Margaret Anne Doody, University of Notre Dame

 “Identity’s Wanderings, Imagination’s Pursuit: Medieval and Early Modern Fictions of Desire and Changeability”

 This talk arises first from my long interest in Margaret Duchess of Newcastle, and second from my very new interest in the influence of Islamic literature upon European fiction. Literary works of both East and West emphasize the high importance given to imagination, reflected  in various  forms and devices of fiction appearing from the early Middle Ages to the 17th century. New fables express dissatisfaction with accepted realities–physical, political, and moral. Islamic writings gave new impetus to the imaginative explorations of European writers of the 16th and 17th centuries, who evidently feel free to borrow quite extensively from the Eastern world. 

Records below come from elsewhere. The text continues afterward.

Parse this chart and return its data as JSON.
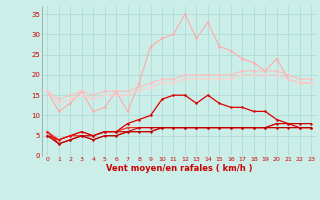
{
  "x": [
    0,
    1,
    2,
    3,
    4,
    5,
    6,
    7,
    8,
    9,
    10,
    11,
    12,
    13,
    14,
    15,
    16,
    17,
    18,
    19,
    20,
    21,
    22,
    23
  ],
  "lines": [
    {
      "name": "max_rafales",
      "color": "#ffaaaa",
      "lw": 0.8,
      "marker": "o",
      "ms": 1.8,
      "y": [
        16,
        11,
        13,
        16,
        11,
        12,
        16,
        11,
        18,
        27,
        29,
        30,
        35,
        29,
        33,
        27,
        26,
        24,
        23,
        21,
        24,
        19,
        18,
        18
      ]
    },
    {
      "name": "moy_rafales",
      "color": "#ffbbbb",
      "lw": 0.8,
      "marker": "o",
      "ms": 1.8,
      "y": [
        16,
        14,
        15,
        16,
        15,
        16,
        16,
        16,
        17,
        18,
        19,
        19,
        20,
        20,
        20,
        20,
        20,
        21,
        21,
        21,
        21,
        20,
        19,
        19
      ]
    },
    {
      "name": "moy_vent",
      "color": "#ffcccc",
      "lw": 0.8,
      "marker": "o",
      "ms": 1.8,
      "y": [
        16,
        13,
        14,
        15,
        14,
        15,
        15,
        15,
        16,
        17,
        18,
        18,
        19,
        19,
        19,
        19,
        19,
        20,
        20,
        20,
        20,
        19,
        18,
        18
      ]
    },
    {
      "name": "line_red1",
      "color": "#dd0000",
      "lw": 0.9,
      "marker": "o",
      "ms": 1.8,
      "y": [
        6,
        3,
        4,
        5,
        5,
        6,
        6,
        8,
        9,
        10,
        14,
        15,
        15,
        13,
        15,
        13,
        12,
        12,
        11,
        11,
        9,
        8,
        7,
        7
      ]
    },
    {
      "name": "line_red2",
      "color": "#ff2222",
      "lw": 0.8,
      "marker": "o",
      "ms": 1.5,
      "y": [
        6,
        4,
        5,
        6,
        5,
        6,
        6,
        7,
        7,
        7,
        7,
        7,
        7,
        7,
        7,
        7,
        7,
        7,
        7,
        7,
        8,
        8,
        8,
        8
      ]
    },
    {
      "name": "line_red3",
      "color": "#cc0000",
      "lw": 0.8,
      "marker": "o",
      "ms": 1.5,
      "y": [
        5,
        4,
        5,
        6,
        5,
        6,
        6,
        6,
        7,
        7,
        7,
        7,
        7,
        7,
        7,
        7,
        7,
        7,
        7,
        7,
        8,
        8,
        8,
        8
      ]
    },
    {
      "name": "line_red4",
      "color": "#ee1111",
      "lw": 0.8,
      "marker": "o",
      "ms": 1.5,
      "y": [
        5,
        4,
        5,
        5,
        4,
        5,
        5,
        6,
        6,
        6,
        7,
        7,
        7,
        7,
        7,
        7,
        7,
        7,
        7,
        7,
        7,
        7,
        7,
        7
      ]
    },
    {
      "name": "line_red5",
      "color": "#bb0000",
      "lw": 0.8,
      "marker": "o",
      "ms": 1.5,
      "y": [
        5,
        3,
        4,
        5,
        4,
        5,
        5,
        6,
        6,
        6,
        7,
        7,
        7,
        7,
        7,
        7,
        7,
        7,
        7,
        7,
        7,
        7,
        7,
        7
      ]
    }
  ],
  "xlabel": "Vent moyen/en rafales ( km/h )",
  "xlabel_color": "#cc0000",
  "xlabel_fontsize": 6.0,
  "xtick_fontsize": 4.5,
  "ytick_fontsize": 5.0,
  "bg_color": "#cceee8",
  "grid_color": "#aad8d4",
  "tick_color": "#cc0000",
  "ylim": [
    0,
    37
  ],
  "xlim": [
    -0.5,
    23.5
  ],
  "yticks": [
    0,
    5,
    10,
    15,
    20,
    25,
    30,
    35
  ],
  "fig_w": 3.2,
  "fig_h": 2.0,
  "dpi": 100
}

    Stories move us towards changeable views of reality, entertaining conflicting (often spiritual) possibilities. Central texts here include Suhrawardi’s tales, Cervantes’ “Persiles y Sigismunda,” and Margaret Cavendish’s “Blazing World.” 

Margaret Anne Doody is Professor Emerita at the University of Notre Dame, where she was the first Director of the Ph.D. in Literature Program. She has specialised in the study of eighteenth-century literature and culture and is the author of many articles on the literature of the period, as well as of books on Samuel Richardson and Frances Burney. In 1985 she published The Daring Muse: Augustan Poetry Reconsidered for Cambridge University Press (reissued in 2010). She is also the author of the internationally-acclaimed The True Story of the Novel (1996), where she focused on the legacy of the ancient novel. In 2007 she received an NEH fellowship for the research project “The Mystics’ Enlightenment: Pico, della Mirandola, Paracelsus and Jacob Boehme.” Professor Doody is the author of the Aristotle Detective novel series, translated to many languages. She las lately published a new mystery novel, Omicidi in inverno, set in eighteenth-century London (Mondadori, 2022).